À la Une

Soutenance de thèse Abbass Hammoud


M. Abbass Hammoud soutiendra en anglais, en vue de l'obtention du grade de docteur en systèmes d'information de la Faculté d'économie et de management (GSEM), sa thèse intitulée:

Indoor Occupancy Sensing with Ultrasounds

Date: Vendredi 23 novembre 2018 à 15h30

Lieu: CUI / Battelle bâtiment A, Auditoire rez-de-chaussée



  •  Dr. Michel Deriaz (co-directeur)
  •  Prof. Dimitri Kontantas (co-directeur)
  •  Prof. Gilles Falquet (président de jury)
  •  Prof. Jean-Henry Morin (SdS, interne)
  •  Dr. Pedram Pad (CSEM, externe)
  •  M. Serge Grisard (CEO DomoSafety, externe)

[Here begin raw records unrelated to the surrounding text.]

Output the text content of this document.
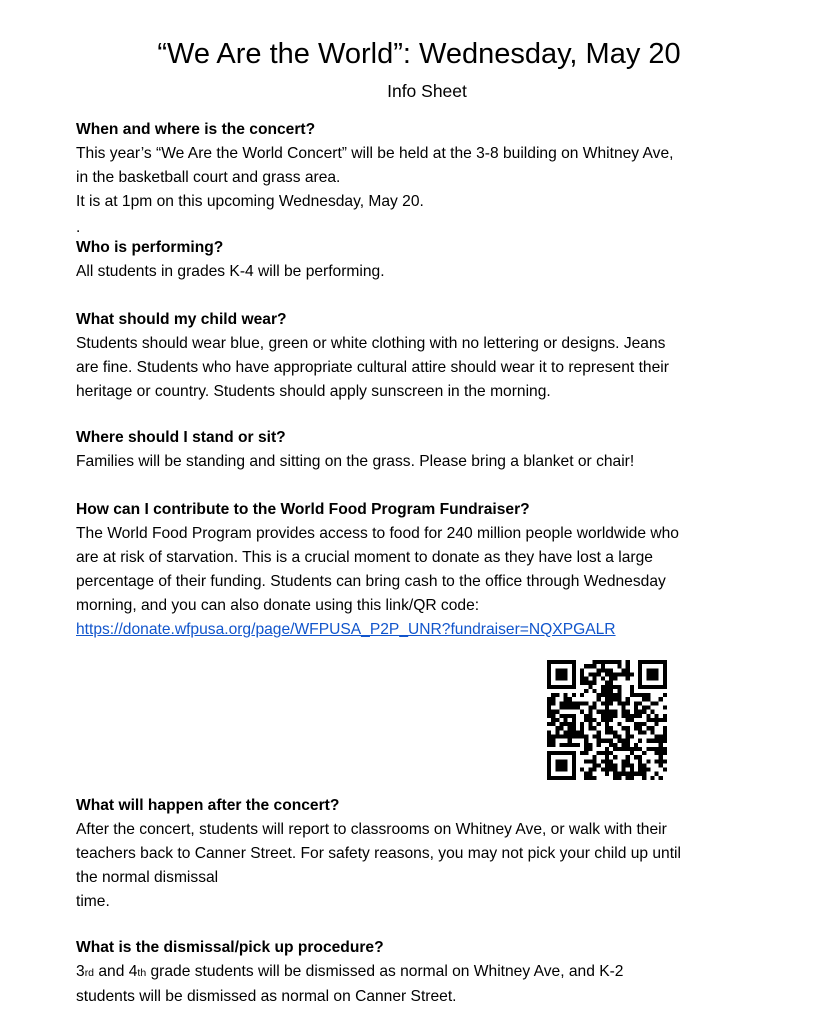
“We Are the World”: Wednesday, May 20
Info Sheet
When and where is the concert?
This year’s “We Are the World Concert” will be held at the 3-8 building on Whitney Ave,
in the basketball court and grass area.
It is at 1pm on this upcoming Wednesday, May 20.
.
Who is performing?
All students in grades K-4 will be performing.
What should my child wear?
Students should wear blue, green or white clothing with no lettering or designs. Jeans
are fine. Students who have appropriate cultural attire should wear it to represent their
heritage or country. Students should apply sunscreen in the morning.
Where should I stand or sit?
Families will be standing and sitting on the grass. Please bring a blanket or chair!
How can I contribute to the World Food Program Fundraiser?
The World Food Program provides access to food for 240 million people worldwide who
are at risk of starvation. This is a crucial moment to donate as they have lost a large
percentage of their funding. Students can bring cash to the office through Wednesday
morning, and you can also donate using this link/QR code:
https://donate.wfpusa.org/page/WFPUSA_P2P_UNR?fundraiser=NQXPGALR
What will happen after the concert?
After the concert, students will report to classrooms on Whitney Ave, or walk with their
teachers back to Canner Street. For safety reasons, you may not pick your child up until
the normal dismissal
time.
What is the dismissal/pick up procedure?
3rd and 4th grade students will be dismissed as normal on Whitney Ave, and K-2
students will be dismissed as normal on Canner Street.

As human beings, we rely on audible sounds as one way to communicate between each other and to infer information about our surrounding environment. Similarly, ultrasounds are used by some species in the animal kingdom to sense objects around them and get relevant information about their environment. In this thesis, we build on the inherent characteristics of ultrasounds and explore their application in occupancy sensing of indoor spaces, as ultrasounds exhibit interesting advantages compared to other technologies. Specifically, we design methods and algorithms to generate and process ultrasonic signals and infer the room occupancy, and we develop systems to evaluate their performance. Throughout the work, we address the implementation of our methods using commodity hardware, we pay attention to design algorithms that are computationally efficient, and we evaluate their time and space complexity. We focus on the reusability aspects in our designs, with the aim of bringing the technology to a wide range of existing and potential commercial devices, that would be able to implement our methods and algorithms seamlessly, and offer insights for new applications (like improving users' experience, enhancing home automation, etc.).
This thesis brings four main contributions. We start off by presenting our solution for a device-based occupancy detection system, in which the room occupancy is determined using people's smartphones. The system wouldn't be robust, unless the problem of signal interference and packet collision is mitigated. Therefore, we show how collisions could be detected, and propose a solution to reduce their occurrence probability.
Then, we move on to address device-free occupancy sensing, where we sense the presence of persons without requiring them to carry or wear any devices. In this regard, our contribution is a self-calibrating motion sensing system that is based on the Doppler effect. We show how unsupervised learning can be used to auto-calibrate the parameters of the system without prior information of the installation environment.
While active ultrasonic motion sensing offers a higher accuracy, it generally consumes more energy than traditional passive sensing technologies (like passive infrared sensors). To alleviate this limitation, our third contribution is a novel automatic power switching method that can reduce the energy consumption of the sensors. The method, which we call "power hopping", allows a motion sensor to optimize its transmit power in function of the surrounding environment's conditions, and is automatically triggered every time the layout of the environment is detected to have changed.
In our last contribution, we address the sensing of still persons. For this, we explore the use of reflection patterns of ultrasonic signals. We show how we can process the signals and make use of supervised learning techniques, to accurately detect the presence of still persons, even in low signal-to-noise ratio conditions. All of the presented methods and algorithms were experimentally evaluated using working prototypes. To summarize this dissertation, we discuss how our proposed methods and algorithms can be applied to make devices and appliances smarter, more aware and responsive to their users. These include smartphones, digital speaker assistants, PCs, smart TVs, and virtually any devices equipped with sound speakers and microphones.